Modeling of sensory transduction pathways in bladder epithelia and lamina propria (ICC) – The urothelium is known to mediate sensory stimuli to the underlying layers of the bladder wall. Some of the stimuli transduced include stretch, volume, pH, temperature, nociception etc. The urothelium also releases ATP, ACh and NO in response to these stimuli which bind to specific receptors on the interstitial cells of Cajal and the afferent nerve endings relaying these locally generated signals to the CNS as well as underlying layers of the bladder wall. Modeling work carried out in this sub domain includes temperature receptors (TRP), acid sensing ion channels (ASICs), mechanosensitive channels (MSCs) as well as purinergic receptors (P2X, P2Y) and muscarinic receptors. Also, under development is a model for the ICC where we aim to study and establish its role in signal transduction. Our aim is to integrate these models with the models for smooth muscle cells and DRG neurons as applicable, in order to study their role in modulating smooth muscle activity as well as mimicking the firing activity seen in bladder afferents.

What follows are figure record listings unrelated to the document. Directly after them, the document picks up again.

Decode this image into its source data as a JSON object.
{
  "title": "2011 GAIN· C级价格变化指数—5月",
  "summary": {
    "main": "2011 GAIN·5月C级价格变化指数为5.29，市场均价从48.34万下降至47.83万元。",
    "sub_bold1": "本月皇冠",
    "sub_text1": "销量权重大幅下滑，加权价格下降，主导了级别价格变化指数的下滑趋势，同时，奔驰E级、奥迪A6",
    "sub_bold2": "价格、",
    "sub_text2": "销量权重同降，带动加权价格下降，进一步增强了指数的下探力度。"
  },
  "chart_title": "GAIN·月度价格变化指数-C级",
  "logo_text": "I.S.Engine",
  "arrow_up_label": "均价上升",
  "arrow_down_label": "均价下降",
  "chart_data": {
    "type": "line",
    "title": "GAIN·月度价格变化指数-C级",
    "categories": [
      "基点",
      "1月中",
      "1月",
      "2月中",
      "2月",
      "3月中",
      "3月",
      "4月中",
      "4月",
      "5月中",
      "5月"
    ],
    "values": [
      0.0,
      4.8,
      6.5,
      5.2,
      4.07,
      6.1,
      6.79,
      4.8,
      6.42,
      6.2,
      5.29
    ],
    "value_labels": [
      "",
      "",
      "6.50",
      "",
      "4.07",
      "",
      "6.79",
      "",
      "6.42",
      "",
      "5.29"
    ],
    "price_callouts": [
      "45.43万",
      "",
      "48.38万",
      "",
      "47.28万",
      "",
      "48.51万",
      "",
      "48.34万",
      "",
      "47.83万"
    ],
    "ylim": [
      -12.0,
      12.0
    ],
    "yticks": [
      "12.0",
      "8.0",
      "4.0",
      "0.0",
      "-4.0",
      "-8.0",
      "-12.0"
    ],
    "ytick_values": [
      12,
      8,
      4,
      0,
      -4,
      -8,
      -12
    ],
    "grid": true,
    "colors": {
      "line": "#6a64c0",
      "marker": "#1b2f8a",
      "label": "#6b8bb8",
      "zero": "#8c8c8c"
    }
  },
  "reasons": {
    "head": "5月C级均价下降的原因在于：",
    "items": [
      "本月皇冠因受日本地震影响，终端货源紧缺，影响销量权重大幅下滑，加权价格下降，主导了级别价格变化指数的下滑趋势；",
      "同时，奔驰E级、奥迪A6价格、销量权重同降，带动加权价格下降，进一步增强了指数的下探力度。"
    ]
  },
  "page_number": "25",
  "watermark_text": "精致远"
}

Classification of the action potentials in SMCs using signal processing techniques – As part of a collaborative effort between our lab (Computational Neurophysiology Lab, IIT Bombay) and Dr. Keith Brain’s lab (Pharmacy, Pharmacology and Therapeutics, University of Birmingham), with the help of British council (UKIERI) grant, we obtained 47 intracellular recordings from the mouse detrusor smooth muscle tissue. Our investigation into these voltage signals involves identification of different types of electrical activities observable from the detrusor SMCs and developing algorithms to perform feature extraction and classification. Using our algorithms, with the help of the detected features, it was possible to automatically label the signals. The errors present in the labels were rectified using a python based tool “AP Xplore” which was developed in house. The labelled signals thus obtained are used for testing the hypotheses and draw insights about the syncytial environment in which the cells are located.